When Back to Black screenwriter Matt Greenhalgh was first approached about making an Amy Winehouse biopic, he knew a movie about the late icon would be a magnet for critics and controversy. But Greenhalgh had previously written films about other ill-fated English musicians—Joy Division front man Ian Curtis (2007’s Control) and John Lennon (2009’s Nowhere Boy)—and felt he could find his way into her headspace.
“With Amy, I just thought, ‘I can do that,’” Greenhalgh says. “It’s great to have that kind of confidence going into something so massive about someone so iconic…something that’s probably going to piss a few people off. You need to be confident.”
Back to Black director Sam Taylor-Johnson, who worked with Greenhalgh on Nowhere Boy, felt similarly. Two years ago in LA, they hashed out a storyline for their two-hour film in about three days, liberated by the understanding that they would be greeted by “harsh” sentiment regardless of what they made. “I think that momentum just kicked us into, ‘What do we want to see? How do we want to feel?’”
Made with the full support of the Winehouse estate, their finished product is a gauzy retelling of Winehouse’s tumultuous romance with Blake Fielder-Civil, which inspired the Grammy-winning album the movie is named after. “We wanted to stay pretty much faithful to a celebratory film about her,” says the screenwriter, who met Winehouse’s father, Mitch, the administrator of the singer’s estate, for dinner before writing the script.
“Rightly he wanted to meet this guy that was going to put words into everyone’s mouths in a movie,” says the screenwriter.
Mitch had previously signed off on a film made about his daughter: the 2015 Oscar-winning documentary Amy from filmmaker Asif Kapadia. But that critically acclaimed film depicted Mitch as being one of many opportunists (including us, the sensation-starved public) who accelerated Amy’s self-destruction. Mitch has previously been villainized for decisions such as showing up in St. Lucia where his daughter was recovering with a film crew in tow, and promoting his own album in an interview that ran in The New York Times less than two weeks before Amy’s death.

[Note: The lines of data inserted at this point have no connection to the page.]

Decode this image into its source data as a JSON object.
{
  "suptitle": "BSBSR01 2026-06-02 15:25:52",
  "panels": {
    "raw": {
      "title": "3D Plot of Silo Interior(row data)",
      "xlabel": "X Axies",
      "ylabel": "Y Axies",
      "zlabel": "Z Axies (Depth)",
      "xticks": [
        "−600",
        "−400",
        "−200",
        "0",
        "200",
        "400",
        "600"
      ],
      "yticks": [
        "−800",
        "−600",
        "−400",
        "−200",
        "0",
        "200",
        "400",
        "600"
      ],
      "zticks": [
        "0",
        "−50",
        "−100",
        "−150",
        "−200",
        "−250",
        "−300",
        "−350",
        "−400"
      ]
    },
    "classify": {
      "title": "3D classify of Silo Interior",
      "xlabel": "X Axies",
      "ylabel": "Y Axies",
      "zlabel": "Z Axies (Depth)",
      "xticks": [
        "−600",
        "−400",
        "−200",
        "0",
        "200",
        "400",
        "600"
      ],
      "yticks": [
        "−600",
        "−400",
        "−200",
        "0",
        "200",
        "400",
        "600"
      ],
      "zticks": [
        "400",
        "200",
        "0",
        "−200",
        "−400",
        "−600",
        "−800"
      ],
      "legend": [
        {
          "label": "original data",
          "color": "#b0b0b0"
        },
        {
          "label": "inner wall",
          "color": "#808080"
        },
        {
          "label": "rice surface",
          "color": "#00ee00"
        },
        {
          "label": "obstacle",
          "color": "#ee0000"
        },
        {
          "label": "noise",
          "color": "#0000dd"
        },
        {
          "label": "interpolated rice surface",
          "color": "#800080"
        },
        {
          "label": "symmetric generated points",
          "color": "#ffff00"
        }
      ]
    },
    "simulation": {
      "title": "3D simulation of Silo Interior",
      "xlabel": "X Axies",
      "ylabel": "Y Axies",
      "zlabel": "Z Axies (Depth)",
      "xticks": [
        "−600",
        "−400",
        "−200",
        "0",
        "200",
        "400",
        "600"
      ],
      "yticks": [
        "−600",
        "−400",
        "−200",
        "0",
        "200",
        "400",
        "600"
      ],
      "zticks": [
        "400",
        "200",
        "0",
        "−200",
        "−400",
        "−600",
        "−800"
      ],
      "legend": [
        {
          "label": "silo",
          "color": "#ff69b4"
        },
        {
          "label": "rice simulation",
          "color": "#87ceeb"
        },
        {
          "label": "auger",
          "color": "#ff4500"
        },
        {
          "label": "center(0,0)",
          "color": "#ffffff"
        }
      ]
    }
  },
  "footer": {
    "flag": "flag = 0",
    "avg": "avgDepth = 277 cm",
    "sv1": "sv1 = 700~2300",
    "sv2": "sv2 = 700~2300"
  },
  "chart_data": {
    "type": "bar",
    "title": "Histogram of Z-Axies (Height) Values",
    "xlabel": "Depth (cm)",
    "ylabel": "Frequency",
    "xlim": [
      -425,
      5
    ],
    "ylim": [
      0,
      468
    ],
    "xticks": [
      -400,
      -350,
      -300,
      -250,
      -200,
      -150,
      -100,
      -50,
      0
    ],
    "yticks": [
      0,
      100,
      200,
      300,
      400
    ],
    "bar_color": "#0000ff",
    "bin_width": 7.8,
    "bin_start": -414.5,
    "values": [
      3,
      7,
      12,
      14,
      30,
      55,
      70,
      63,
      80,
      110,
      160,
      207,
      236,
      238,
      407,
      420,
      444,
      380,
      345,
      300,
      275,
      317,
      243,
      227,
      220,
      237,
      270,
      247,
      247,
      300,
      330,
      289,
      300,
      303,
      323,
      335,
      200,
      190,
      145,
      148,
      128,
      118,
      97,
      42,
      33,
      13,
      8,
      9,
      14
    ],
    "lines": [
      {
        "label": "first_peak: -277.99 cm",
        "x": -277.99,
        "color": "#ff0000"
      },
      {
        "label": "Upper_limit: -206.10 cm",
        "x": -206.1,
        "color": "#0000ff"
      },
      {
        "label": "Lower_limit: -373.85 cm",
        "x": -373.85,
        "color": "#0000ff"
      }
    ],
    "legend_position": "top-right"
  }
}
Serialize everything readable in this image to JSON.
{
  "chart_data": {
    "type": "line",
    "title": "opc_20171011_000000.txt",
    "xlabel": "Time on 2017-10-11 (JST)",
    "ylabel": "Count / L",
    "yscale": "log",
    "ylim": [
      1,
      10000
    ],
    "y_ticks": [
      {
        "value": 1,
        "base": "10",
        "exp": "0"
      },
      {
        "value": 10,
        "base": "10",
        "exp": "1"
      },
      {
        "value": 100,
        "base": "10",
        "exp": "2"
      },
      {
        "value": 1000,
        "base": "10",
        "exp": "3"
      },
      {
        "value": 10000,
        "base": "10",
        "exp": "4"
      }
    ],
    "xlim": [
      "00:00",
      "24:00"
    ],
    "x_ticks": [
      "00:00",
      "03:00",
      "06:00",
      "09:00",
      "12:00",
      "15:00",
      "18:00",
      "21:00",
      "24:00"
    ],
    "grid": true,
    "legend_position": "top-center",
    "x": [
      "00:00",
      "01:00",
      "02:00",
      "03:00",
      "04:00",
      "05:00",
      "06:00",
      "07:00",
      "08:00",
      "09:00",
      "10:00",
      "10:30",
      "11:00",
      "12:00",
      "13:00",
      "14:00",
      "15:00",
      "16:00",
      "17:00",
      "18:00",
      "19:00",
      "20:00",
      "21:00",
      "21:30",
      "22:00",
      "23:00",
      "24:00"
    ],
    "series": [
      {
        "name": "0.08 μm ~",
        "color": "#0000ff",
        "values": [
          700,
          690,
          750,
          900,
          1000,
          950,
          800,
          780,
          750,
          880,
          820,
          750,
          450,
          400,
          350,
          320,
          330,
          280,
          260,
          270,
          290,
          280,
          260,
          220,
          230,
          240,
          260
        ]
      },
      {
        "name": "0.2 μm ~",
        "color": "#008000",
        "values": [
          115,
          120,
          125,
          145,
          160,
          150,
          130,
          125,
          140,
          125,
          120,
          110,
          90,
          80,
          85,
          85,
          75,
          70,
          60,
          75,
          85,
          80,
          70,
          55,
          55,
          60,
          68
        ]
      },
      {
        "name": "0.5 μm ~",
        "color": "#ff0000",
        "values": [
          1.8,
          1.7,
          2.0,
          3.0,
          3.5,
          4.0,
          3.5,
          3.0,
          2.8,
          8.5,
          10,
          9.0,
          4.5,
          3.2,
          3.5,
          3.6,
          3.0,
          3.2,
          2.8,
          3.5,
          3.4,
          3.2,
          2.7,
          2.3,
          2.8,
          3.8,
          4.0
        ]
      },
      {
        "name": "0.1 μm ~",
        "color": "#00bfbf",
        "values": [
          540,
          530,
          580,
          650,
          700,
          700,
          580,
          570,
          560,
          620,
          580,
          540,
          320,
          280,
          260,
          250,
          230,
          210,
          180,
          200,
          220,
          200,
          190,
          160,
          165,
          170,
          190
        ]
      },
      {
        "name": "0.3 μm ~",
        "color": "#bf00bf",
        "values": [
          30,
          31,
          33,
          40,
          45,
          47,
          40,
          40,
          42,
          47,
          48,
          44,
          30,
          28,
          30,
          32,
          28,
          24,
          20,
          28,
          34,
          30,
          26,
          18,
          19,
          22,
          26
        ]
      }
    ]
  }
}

“We made many mistakes,” Mitch has admitted, “but not loving our daughter was not one of them.” Ultimately, he regretted his participation in Amy: “I told [the filmmakers] that they were a disgrace,” he said to The Guardian in 2015. “I said: ‘You should be ashamed of yourselves. You had the opportunity to make a wonderful film and you’ve made this.’”
During the dinner with Greenhalgh, Mitch brought up being burned by Amy. “He told me a story where he went to New York and everyone was watching the documentary on a flight, and he basically had a panic attack,” says the screenwriter.
Though the Back to Black filmmakers say Winehouse’s estate had no artistic control over the film, Greenhalgh felt sympathy for Mitch. “I didn’t want to compound any problem on a father that had lost his daughter,” he says, explaining that he had no interest in “repeat[ing] what the documentary had insinuated…The toxicity that surrounded Amy was something that we were very much aware of, but we didn’t want to replicate. Going down the dark path just wasn’t for us.”
As such, viewers of the biopic aren’t as subjected to the ugly indignities of addiction or the toxic influences around Winehouse as they are in Amy. Instead, Back to Black focuses on happier memories of Winehouse—like her relationship with her beloved paternal grandmother Cynthia (Lesley Manville), her triumphant performances, her quick wit, and her searing honesty. The film also features stylized montages set to the artist’s hits—like a PG “Back to Black” sequence showing Winehouse exploring New York City and adjusting to the isolation of fame.
There is no mention of several salacious storylines that accompanied the singer’s spirals, like a disastrous concert in Belgrade where Winehouse elicited audience boos by refusing to perform, or images of Winehouse smoking crack that was sold to tabloids. “We had 10 years of Amy making wonderful music, and the effect that she’s had globally, and the honesty that she brought to young people” to focus on, says Greenhalgh.